Let me start by saying that I know Michael Jackson can be a polarizing figure, and it can be difficult for some to separate his work as an artist from his behavior as a person. But however you feel about Michael, I’d invite you to listen to this story as well.
Michael Jackson’s Off the Wall, released in 1979, is my go-to album when I need some peppy music to cook a big dinner, paint a room, clean out a cupboard, or otherwise bust something out. But actually, my favorite song on that album is the ballad, “She’s Out of My Life.”
If you listen closely at 3:10, you’ll hear Michael break down crying, and sing through his tears in the most absolutely beautiful way. I don’t think I’ve ever listened to it without crying, I am not exaggerating. It just brings me to a place of the deepest grief within me, and connects me with the collective grief of humanity. There is a whole world contained within those few little seconds of sound.
I had been listening and crying to that song for years when I heard the story of how it was recorded. Apparently, although Michael’s stardom was at its highest, he was at a devastatingly low point in his life. He felt that he didn’t have any true friends, and that his inner circle was populated solely by people who wanted to get something from him. He was addled by despair and loneliness.
Michael threw all of his heartache into this beautiful song of loss and pain. The story goes that he was recording the song, got to that line, and just broke down into tears. His producer, Quincy Jones, asked him to record it again. Again, the same thing happened at the same point in the song. Four times, five, six, eight, he kept bursting into tears at the same moment.
Eventually, Quincy realized that the song was telling them that this is how it wanted to be.

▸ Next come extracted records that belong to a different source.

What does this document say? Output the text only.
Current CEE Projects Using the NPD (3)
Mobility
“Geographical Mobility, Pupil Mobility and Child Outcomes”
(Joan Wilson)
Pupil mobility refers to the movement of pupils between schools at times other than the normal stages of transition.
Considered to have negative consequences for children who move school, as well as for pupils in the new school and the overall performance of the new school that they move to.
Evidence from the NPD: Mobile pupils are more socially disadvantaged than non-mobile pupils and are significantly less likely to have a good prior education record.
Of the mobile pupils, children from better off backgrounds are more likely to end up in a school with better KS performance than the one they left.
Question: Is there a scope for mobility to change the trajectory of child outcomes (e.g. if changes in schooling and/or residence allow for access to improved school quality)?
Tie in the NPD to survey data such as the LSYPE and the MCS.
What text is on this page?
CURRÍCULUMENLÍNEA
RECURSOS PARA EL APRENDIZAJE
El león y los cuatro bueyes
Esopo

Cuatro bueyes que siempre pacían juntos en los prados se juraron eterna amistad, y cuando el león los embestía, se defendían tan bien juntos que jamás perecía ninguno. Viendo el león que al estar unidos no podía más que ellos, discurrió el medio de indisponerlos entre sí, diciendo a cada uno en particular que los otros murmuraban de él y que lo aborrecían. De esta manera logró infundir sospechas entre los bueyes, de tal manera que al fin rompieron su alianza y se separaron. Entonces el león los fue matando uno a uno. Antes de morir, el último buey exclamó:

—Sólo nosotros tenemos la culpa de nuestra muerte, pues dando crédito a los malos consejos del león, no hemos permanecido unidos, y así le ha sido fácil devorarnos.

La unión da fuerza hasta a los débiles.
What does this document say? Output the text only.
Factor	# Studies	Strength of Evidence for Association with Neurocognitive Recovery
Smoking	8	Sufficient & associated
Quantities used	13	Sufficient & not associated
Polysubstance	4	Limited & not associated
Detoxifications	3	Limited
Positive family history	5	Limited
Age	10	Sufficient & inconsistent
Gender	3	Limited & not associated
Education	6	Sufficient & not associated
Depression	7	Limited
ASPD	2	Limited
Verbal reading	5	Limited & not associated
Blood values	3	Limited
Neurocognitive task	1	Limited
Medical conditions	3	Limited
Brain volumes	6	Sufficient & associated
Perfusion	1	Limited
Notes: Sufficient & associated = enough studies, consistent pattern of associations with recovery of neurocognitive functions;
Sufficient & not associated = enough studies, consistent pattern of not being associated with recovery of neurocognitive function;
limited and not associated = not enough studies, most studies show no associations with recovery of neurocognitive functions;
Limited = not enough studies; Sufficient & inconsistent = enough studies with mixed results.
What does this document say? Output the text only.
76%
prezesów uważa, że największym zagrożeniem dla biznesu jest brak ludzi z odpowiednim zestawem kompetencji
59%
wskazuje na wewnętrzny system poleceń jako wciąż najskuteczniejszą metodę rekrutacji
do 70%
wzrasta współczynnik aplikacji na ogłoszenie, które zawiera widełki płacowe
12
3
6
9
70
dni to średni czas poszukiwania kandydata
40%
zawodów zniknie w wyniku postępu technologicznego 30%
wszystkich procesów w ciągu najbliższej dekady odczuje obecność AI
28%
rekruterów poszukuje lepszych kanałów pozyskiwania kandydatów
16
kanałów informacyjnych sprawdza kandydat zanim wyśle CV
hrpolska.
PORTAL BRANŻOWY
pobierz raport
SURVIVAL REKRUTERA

And so they left it. And it remains one of the most deeply vulnerable, revealing, and beautiful moments I’ve ever heard in a piece of music.
Could we all draw inspiration from this story to reexamine our relationship with crying while we sing? Could we let go of the idea that it’s a failure if we break down, and instead view it as a gift we could offer to our audience? By allowing ourselves to feel and express what we are feeling, we invite others to experience their own emotional landscape in a new way. We give voice to emotions that others may not have even known they had. And it gives the audience the opportunity to connect more deeply with themselves and with others in an intimate, communal experience of shared vulnerability.
As singers, we are alchemists. We take the raw materials of our own lives, emotions and the world around us and transmute them into sound. Just as all emotion isn’t pretty and perfect, so too all sound doesn’t have to be. Just as there is beauty in a pure tone and rich resonance, can there also be beauty in ugliness, grief, things falling apart with no plan for how they will be reassembled?
I say yes, my loves, I absolutely say yes.